NoSQL became popular because of the growing concern with it’s ability to handle different types of big data, along with the need for applications to scalable. Relational databases were seen as a subpar solution, but have come quite a ways with hybrid approaches and specific database improvements to be able to handle the concerns. While they are some additional inherent concerns of NoSQL databases to be useful for analytics, they are very useful for operational applications. With the right stack, it is possible to perform analytics with these data stores, but relational models with hybrid approaches can still perform extremely well.
Do You Need a NoSQL Architecture?
If you find yourself starting a new application or have encountered issues with running your system off of a relational framework, it’s worth exploring the world of NoSQL and finding a tool that will fit your needs.

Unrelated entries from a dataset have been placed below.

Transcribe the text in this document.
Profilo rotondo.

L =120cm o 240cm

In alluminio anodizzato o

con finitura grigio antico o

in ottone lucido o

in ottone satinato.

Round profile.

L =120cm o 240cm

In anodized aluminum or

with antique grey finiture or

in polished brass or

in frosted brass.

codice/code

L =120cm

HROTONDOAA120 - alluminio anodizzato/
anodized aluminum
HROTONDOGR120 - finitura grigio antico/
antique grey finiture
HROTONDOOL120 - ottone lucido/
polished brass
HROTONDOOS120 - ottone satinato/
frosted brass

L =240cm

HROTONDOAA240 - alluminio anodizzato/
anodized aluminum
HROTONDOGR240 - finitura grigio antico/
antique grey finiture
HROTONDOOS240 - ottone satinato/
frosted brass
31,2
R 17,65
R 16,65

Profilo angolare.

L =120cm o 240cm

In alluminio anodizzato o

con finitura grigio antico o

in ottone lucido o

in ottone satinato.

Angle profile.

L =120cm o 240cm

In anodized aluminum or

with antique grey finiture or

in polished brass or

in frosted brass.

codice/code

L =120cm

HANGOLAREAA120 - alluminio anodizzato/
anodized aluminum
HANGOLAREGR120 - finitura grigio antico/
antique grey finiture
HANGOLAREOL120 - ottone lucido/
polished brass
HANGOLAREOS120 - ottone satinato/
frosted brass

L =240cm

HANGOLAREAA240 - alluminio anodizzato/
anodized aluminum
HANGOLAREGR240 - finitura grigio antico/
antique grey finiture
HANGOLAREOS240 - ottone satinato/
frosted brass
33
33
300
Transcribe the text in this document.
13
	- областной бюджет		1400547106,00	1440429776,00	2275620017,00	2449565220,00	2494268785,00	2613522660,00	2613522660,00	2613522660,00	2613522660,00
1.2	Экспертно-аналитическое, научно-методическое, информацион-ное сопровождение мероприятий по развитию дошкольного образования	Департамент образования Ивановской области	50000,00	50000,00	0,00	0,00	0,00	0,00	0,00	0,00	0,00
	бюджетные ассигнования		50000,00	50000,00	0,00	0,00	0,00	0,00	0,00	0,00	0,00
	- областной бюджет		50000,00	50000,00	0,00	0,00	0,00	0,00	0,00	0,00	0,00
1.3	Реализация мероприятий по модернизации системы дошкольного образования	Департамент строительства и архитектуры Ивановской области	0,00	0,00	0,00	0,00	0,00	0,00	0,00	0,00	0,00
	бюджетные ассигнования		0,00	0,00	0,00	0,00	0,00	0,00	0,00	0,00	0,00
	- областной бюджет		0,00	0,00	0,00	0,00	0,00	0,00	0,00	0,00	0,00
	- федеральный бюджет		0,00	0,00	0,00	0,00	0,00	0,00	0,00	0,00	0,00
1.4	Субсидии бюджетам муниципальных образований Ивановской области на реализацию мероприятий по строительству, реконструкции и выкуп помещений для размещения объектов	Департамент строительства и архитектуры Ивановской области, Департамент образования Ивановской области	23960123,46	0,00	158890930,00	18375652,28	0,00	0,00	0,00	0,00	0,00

Here are a few questions that can help you make the choice.
Do I need the ability to handle big data with speed?
Relational databases generally don’t handle big data as well as NoSQL databases. Relational systems are powerful in terms of consistency and availability. If the system you are designing is going to be on a small scale and it doesn’t have the potential to be hitting deep waters, then it can work for you! However, if the application is already experiencing problems that come with harvesting large amounts of varying data, a NoSQL solution will help. They are a handful of tools that can be chosen that will sacrifice either consistency or availability for the ability to scale.
Are you storing structured, semi-structured and unstructured data?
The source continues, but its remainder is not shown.